With energy prices rising as winter approaches, some customers are starting to shop around for new natural gas providers who may have cheaper rates than utility companies.
While energy providers sometimes offer more competitive rates, utility experts say customers should do their homework before switching and make sure they know exactly what contract terms they’re signing into.
“Understand what you are shopping for. Read the fine print. Understand the (financial) impact the purchases will have,” said Nils Hagen-Frederiksen, spokesman for the State Utilities Commission.
When looking at your natural gas utility bill, there are two sets of rates that affect the monthly cost: supply and distribution. The distribution rate is generally stable and cannot be changed, but supply can fluctuate depending on the time of year and demand for natural gas.
This happened in October, when Columbia Gas’ supply charges more than doubled from 0.32613 per therm to 0.74566, and utility companies in eastern Pennsylvania experienced even higher price increases. This rate will remain the same in the last quarter of this year and will be adjusted again in January, but it may not drop as fast as the supply rate offered by dozens of companies that consumers can choose from.
Hagen-Frederiksen directed people to www.pagasswitch.com, which offers information and rate comparisons for customers. There are many options from over 60 companies that offer a variety of terms at different costs with variable or fixed rates at different contract lengths.
“You don’t change your utility or your bill. You change the entity that gives you the natural gas you use,” Hagen-Frederiksen said. “These are competitively priced. But read the fine print, understand the terms, read your bill and check the historical figures.
On every utility bill, there is a “price to compare” number telling consumers what they are paying for supply costs. Because utility companies update this figure quarterly and “spread” purchases over several months, the spikes and dips aren’t as steep as what providers may offer for variable rates.
“The wholesale market can be volatile, and has been since the war in Ukraine, inflation and the colder months ahead,” said Terry Fitzpatrick, president of the Energy Association of Pennsylvania, which represents utility companies. public.
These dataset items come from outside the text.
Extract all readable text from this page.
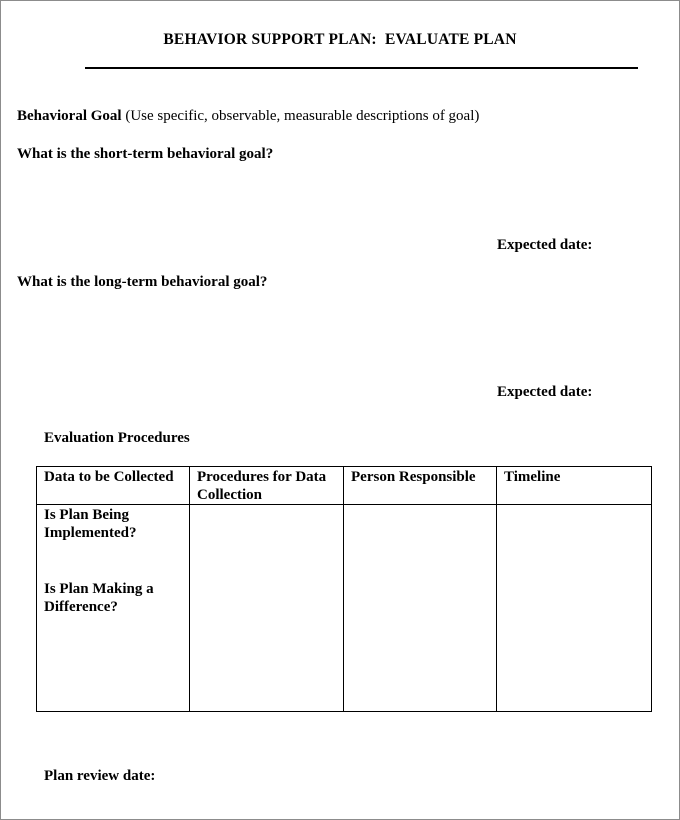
BEHAVIOR SUPPORT PLAN:  EVALUATE PLAN
Behavioral Goal (Use specific, observable, measurable descriptions of goal)
What is the short-term behavioral goal?
Expected date:
What is the long-term behavioral goal?
Expected date:
Evaluation Procedures
Data to be Collected	Procedures for Data Collection	Person Responsible	Timeline

Is Plan Being Implemented?
Is Plan Making a Difference?			

Plan review date:
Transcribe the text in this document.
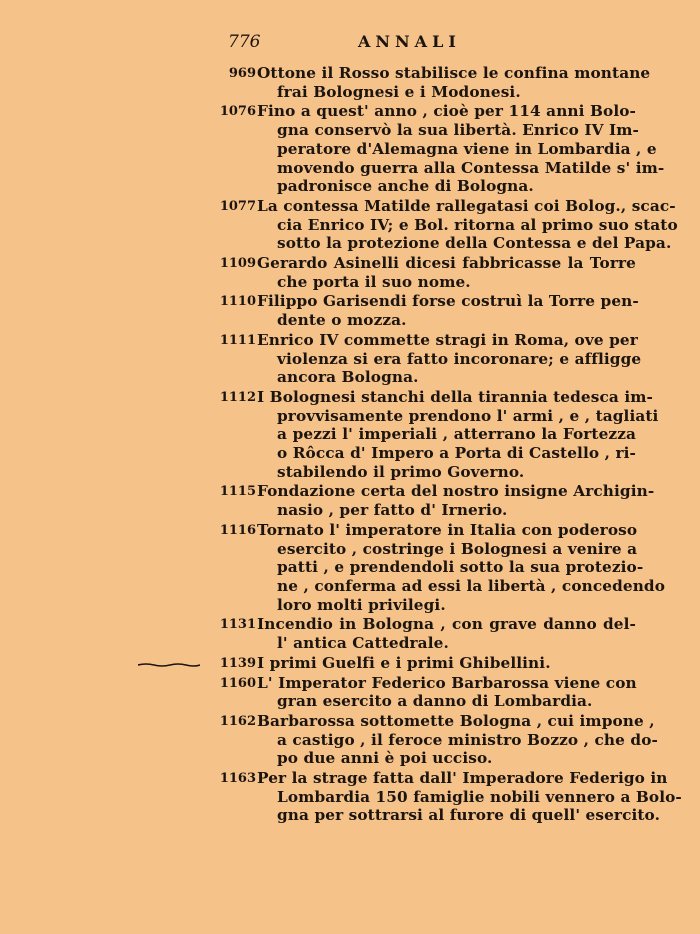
776	ANNALI
969 Ottone il Rosso stabilisce le confina montane
frai Bolognesi e i Modonesi.
1076 Fino a quest' anno , cioè per 114 anni Bolo-
gna conservò la sua libertà. Enrico IV Im-
peratore d'Alemagna viene in Lombardia , e
movendo guerra alla Contessa Matilde s' im-
padronisce anche di Bologna.
1077 La contessa Matilde rallegatasi coi Bolog., scac-
cia Enrico IV; e Bol. ritorna al primo suo stato
sotto la protezione della Contessa e del Papa.
1109 Gerardo Asinelli dicesi fabbricasse la Torre
che porta il suo nome.
1110 Filippo Garisendi forse costruì la Torre pen-
dente o mozza.
1111 Enrico IV commette stragi in Roma, ove per
violenza si era fatto incoronare; e affligge
ancora Bologna.
1112 I Bolognesi stanchi della tirannia tedesca im-
provvisamente prendono l' armi , e , tagliati
a pezzi l' imperiali , atterrano la Fortezza
o Rôcca d' Impero a Porta di Castello , ri-
stabilendo il primo Governo.
1115 Fondazione certa del nostro insigne Archigin-
nasio , per fatto d' Irnerio.
1116 Tornato l' imperatore in Italia con poderoso
esercito , costringe i Bolognesi a venire a
patti , e prendendoli sotto la sua protezio-
ne , conferma ad essi la libertà , concedendo
loro molti privilegi.
1131 Incendio in Bologna , con grave danno del-
l' antica Cattedrale.
1139 I primi Guelfi e i primi Ghibellini.
1160 L' Imperator Federico Barbarossa viene con
gran esercito a danno di Lombardia.
1162 Barbarossa sottomette Bologna , cui impone ,
a castigo , il feroce ministro Bozzo , che do-
po due anni è poi ucciso.
1163 Per la strage fatta dall' Imperadore Federigo in
Lombardia 150 famiglie nobili vennero a Bolo-
gna per sottrarsi al furore di quell' esercito.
He said utility companies typically get better long-term prices through their buying process, but acknowledged there may be deals for savvy consumers. Fitzpatrick, who previously served as PUC commissioner, said if people decide to sign a contract with a supplier, they need to pay attention to the details of the contract and know when the term is up. Otherwise, they could be renewed automatically at a variable monthly rate if the consumer does not make a new selection at the end of the contract.
“Be diligent if you do. Don’t be on autopilot,” Fitzpatrick said. “Do you want to actively participate in price comparison and ensure that at the end of your contract, you are making the best choice for you?”
Purchasing energy is nothing new in Pennsylvania since deregulation a quarter century ago. Customers were able to start purchasing electricity tariffs from suppliers in late 1996, and the natural gas supply market opened three years later. But with higher prices now, it becomes more attractive to consumers.
One such supplier, York-based Shipley Energy, said it has seen an increase in new customers since October, when higher rates took effect at many Pennsylvania utilities. Its current fixed rate at 0.689 per therm is lower than Columbia’s price, but it comes with a 12-month contract, which means it could potentially be higher than the utility rate if it drops over the course of next year.
Laura Greenholt, Shipley’s vice president of marketing, noted that their discounted rate will save consumers money during the colder months of the year, from December to March, when people use the most natural gas.
“We’re in a much better supply situation here, which is helping prices come down,” Greenholt said. “It’s a pretty low effort to do your homework. There is the PUC shopping website, which has a lot of information about vendors and they can compare options.
Customers who sign up won’t notice any changes except for the name of the “supply” company on their bill, which is still from the utility company. The registration process is simple and can be done online or over the phone, provided the customer has their account information. Some vendors even offer perks, she said, including Shipley’s rewards program that offers a 3% cashback on purchases.
“It’s pretty consistent. They don’t need to swap gear,” Greenholt said. “They just need to go online and register…and provide their account number.”
When a person’s contract with a provider ends, they can shop again or they will automatically be listed on the provider’s variable rate from month to month. Another option is to notify your utility company that you intend to revert to their rate, which is purchased in the wholesale market and may be competitive over time.
“If you choose the default price (utility price), they’re effectively buying on your behalf,” Hagen-Frederiksen said.
Hagen-Frederiksen compared the deregulated market to buying Pepsi or Coca-Cola at a grocery store. Some customers may buy a brand every visit, regardless of price, while others decide to buy the cheapest option on that particular date.
“Most people don’t think about that. … Just like electricity, consumers don’t have to shop (for natural gas),” he said. “Whether you want to go shopping is a personal decision.”